By Jun Ji-hye
InterContinental Seoul COEX introduces special Peking Duck

InterContinental Seoul COEX introduces a special Peking Duck dish prepared in the traditional Beijing style in its Asian Live restaurant located on the second floor of the hotel.
Chef Kuo Lihai from China, who used to work at one of the top Peking Duck restaurants in China, presents the most authentic and traditional Peking Duck.
With the fatty parts of the meat dissolved away in the cooking process, Peking Duck is light in flavor and delectable.
Peking Duck is known to have been frequently enjoyed by Emperor Qianlong of the Qing Dynasty, one of the most renowned gastronomes in the history of China.
The food is cooked using a smoking process whereby a whole duck is kept in a brazier for three to four hours, leaving it with tender flesh and crispy skin.
Peking Duck can be prepared using either the Quanjude method involving firewood or the Bianyifang method using indirect heat from a closed oven.
Asian Live follows the former and adds multiple layers of the chef's unique sauce to the duck.
Asian Live's Peking Duck meal starts with a specially prepared hearty soup and moves onto the crispy Peking Duck, sliced up by the chef.
Served as a six-course meal, including dim sum, Peking Duck lettuce wraps, Peking Duck soup, a main dish and dessert, the special is available for 100,000 won ($86).
Diners can add Peking Duck to the existing Chinese lunch course or dinner course instead of ordering the special Peking Duck course as Asian Live is dedicated to offering a variety of options suitable for family gatherings and business meetings.
Reservations must be made a day in advance. The course will be available throughout the year.
Millennium Hilton Seoul holds promotion featuring swellfish

Millennium Hilton Seoul holds a special promotion featuring swellfish, or fugu, at its Japanese restaurant, Genji, until the end of January.
Skilled, veteran chefs will offer the finest flavors and most tender textures that can only be experienced during swellfish season.

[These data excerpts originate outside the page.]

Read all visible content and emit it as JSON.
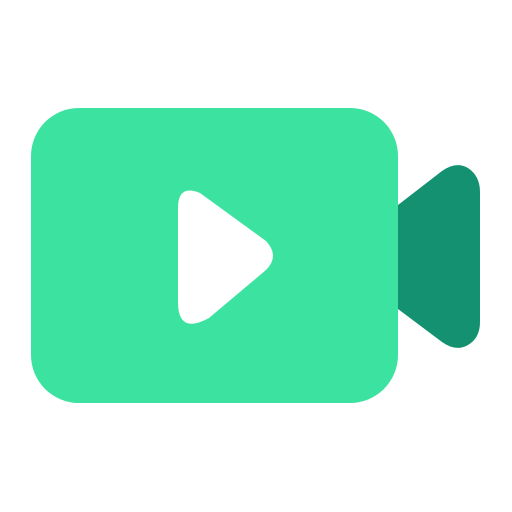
{
  "icon": {
    "name": "video-camera-icon",
    "colors": {
      "body": "#3CE2A0",
      "lens": "#139170",
      "play": "#FFFFFF",
      "background": "#FFFFFF"
    }
  }
}
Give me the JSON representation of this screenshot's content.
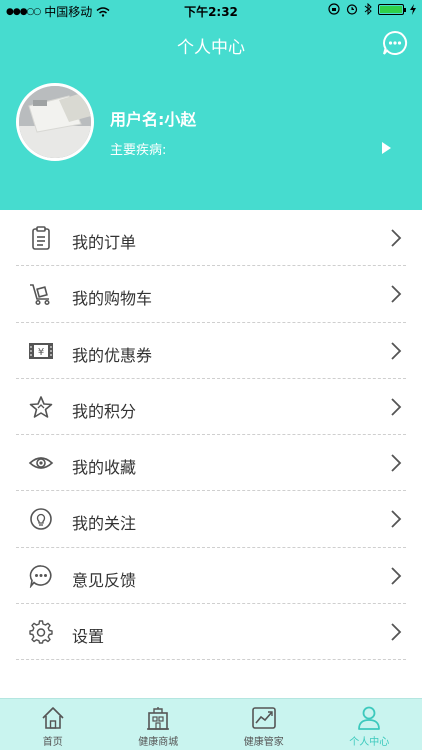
{
  "status_bar": {
    "carrier": "中国移动",
    "time": "下午2:32"
  },
  "navbar": {
    "title": "个人中心"
  },
  "profile": {
    "username": "用户名:小赵",
    "disease_label": "主要疾病:"
  },
  "menu": [
    {
      "label": "我的订单",
      "icon": "clipboard-icon"
    },
    {
      "label": "我的购物车",
      "icon": "cart-icon"
    },
    {
      "label": "我的优惠券",
      "icon": "coupon-icon"
    },
    {
      "label": "我的积分",
      "icon": "star-icon"
    },
    {
      "label": "我的收藏",
      "icon": "eye-icon"
    },
    {
      "label": "我的关注",
      "icon": "bulb-icon"
    },
    {
      "label": "意见反馈",
      "icon": "chat-icon"
    },
    {
      "label": "设置",
      "icon": "gear-icon"
    }
  ],
  "tabs": [
    {
      "label": "首页",
      "icon": "home-icon"
    },
    {
      "label": "健康商城",
      "icon": "store-icon"
    },
    {
      "label": "健康管家",
      "icon": "chart-icon"
    },
    {
      "label": "个人中心",
      "icon": "person-icon",
      "active": true
    }
  ],
  "colors": {
    "header": "#46dccf",
    "tabbar": "#c9f4ef",
    "active_tab": "#3cc9bd"
  }
}
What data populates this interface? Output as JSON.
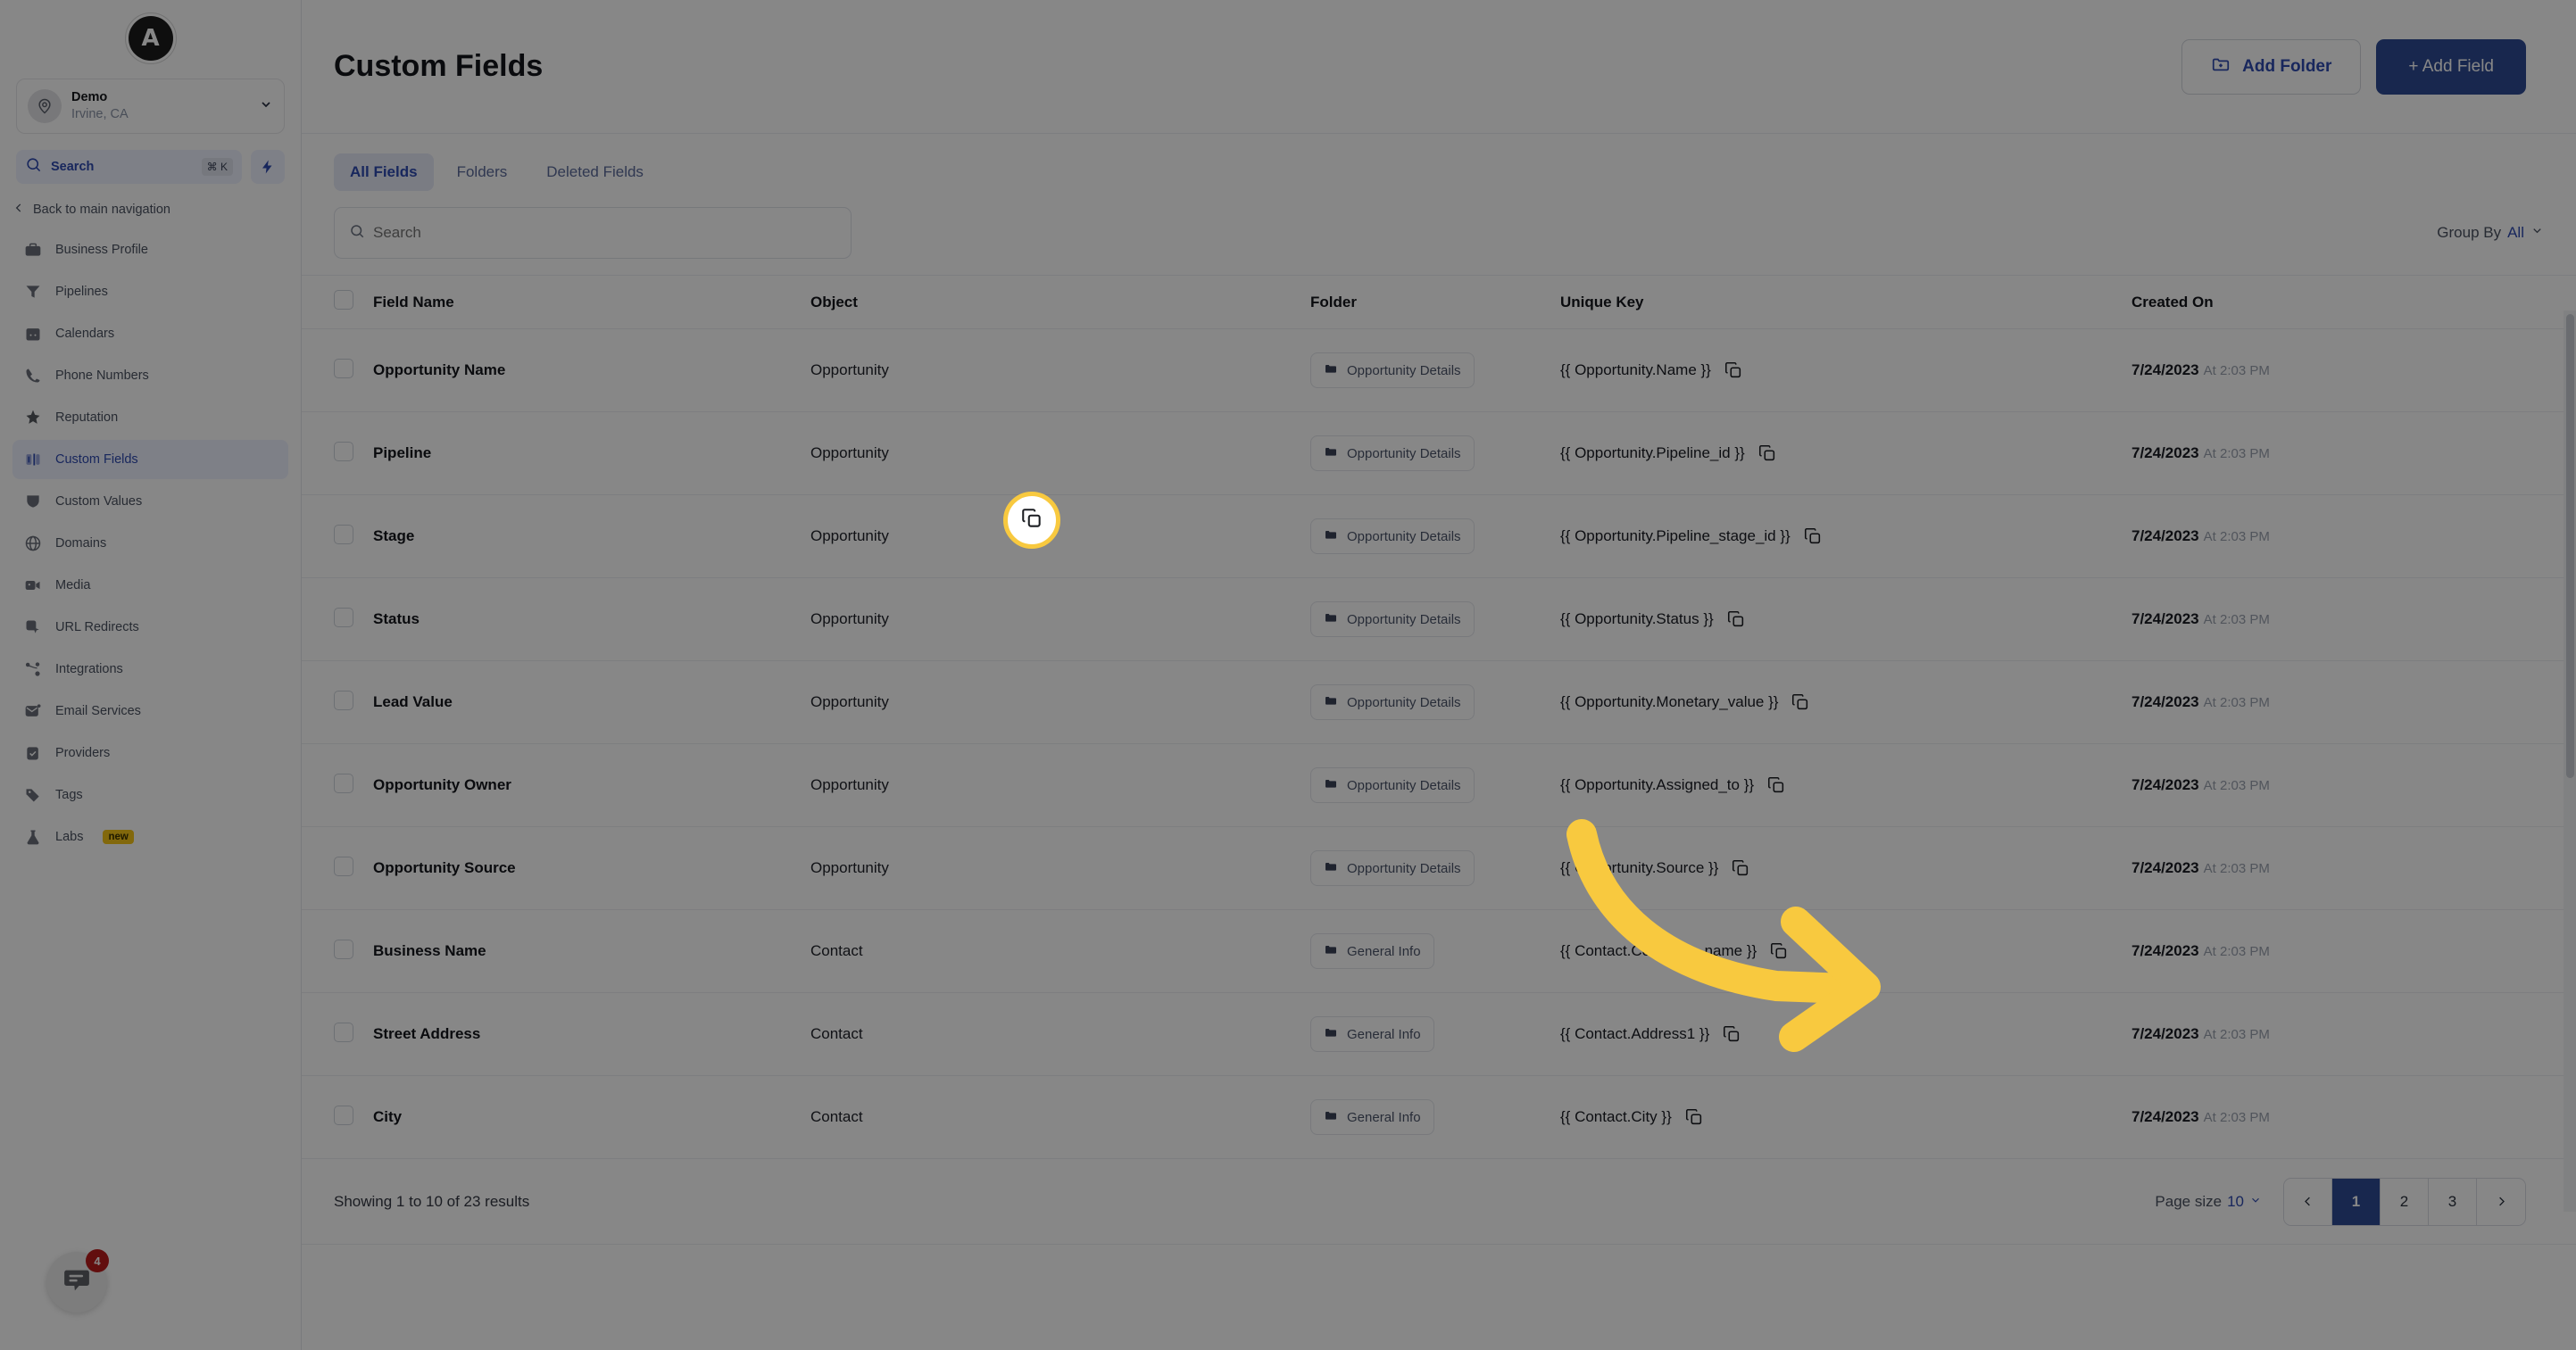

The promotion gives visitors the chance to try the delicacy of the season in Japanese cuisine as swellfish fattens in colder weather to survive the low temperatures.
Genji's chefs have created a special curated set menu that features the fish prepared in a variety of ways.
The dishes will include swellfish sashimi, tempura, swellfish cooked in a hotpot, among others.
The special meal is priced at 170,000 won per person, and is available for lunch and dinner. A la carte prices range from 100,000 won to 220,000 won.